GDB-17 represents the current limit of the methodology established in GDB-11 and refined in GDB-13, achieving a thousand-fold increase over GDB-13 while maintaining chemical quality. The construction required a sophisticated, multi-step pipeline designed to ensure that the generated molecules are chemically stable and meaningful:

  1. Graph Generation & Selection: The process started with over 114 billion mathematical graphs (node-edge diagrams) with up to 17 nodes. These were filtered using topological and geometric criteria to remove highly strained and complex structures (e.g., fused small rings), resulting in 5.4 million stable hydrocarbon graphs.

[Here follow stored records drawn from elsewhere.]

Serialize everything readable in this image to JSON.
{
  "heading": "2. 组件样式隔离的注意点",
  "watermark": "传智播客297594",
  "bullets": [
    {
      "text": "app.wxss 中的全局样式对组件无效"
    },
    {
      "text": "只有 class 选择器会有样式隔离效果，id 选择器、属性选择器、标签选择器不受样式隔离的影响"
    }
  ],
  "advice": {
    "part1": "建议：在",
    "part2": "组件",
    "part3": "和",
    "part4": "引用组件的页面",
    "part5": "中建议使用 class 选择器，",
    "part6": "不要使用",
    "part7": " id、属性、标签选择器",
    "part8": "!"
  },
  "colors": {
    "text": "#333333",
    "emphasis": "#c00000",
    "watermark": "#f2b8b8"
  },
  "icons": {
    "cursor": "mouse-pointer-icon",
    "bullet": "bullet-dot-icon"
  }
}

  2. Skeleton Generation: Double and triple bonds were systematically added to the hydrocarbon graphs to create 1.3 billion unique unsaturated “skeletons”. Filters were applied to remove unstable arrangements like allenes and triple bonds in small rings.
  3. CNO Molecule Generation: The carbon atoms in the skeletons were combinatorially substituted with nitrogen and oxygen atoms, respecting valency rules. This generated over 110 billion molecules, which were then curated with a set of 12 chemical filters to remove unstable functional groups (e.g., enols, hemiacetals).
  4. Post-Processing & Diversification: Additional chemical diversity was introduced in a final step. Specific functional groups were systematically transformed to add sulfur, halogens, nitro groups, and oximes, adding another 56 billion molecules to yield the final database of 166.4 billion structures.

Citation: Ruddigkeit, L., van Deursen, R., Blum, L. C., & Reymond, J.-L. “Enumeration of 166 Billion Organic Small Molecules in the Chemical Universe Database GDB-17” J. Chem. Inf. Model. 2012, 52 (11), pp 2864–2875.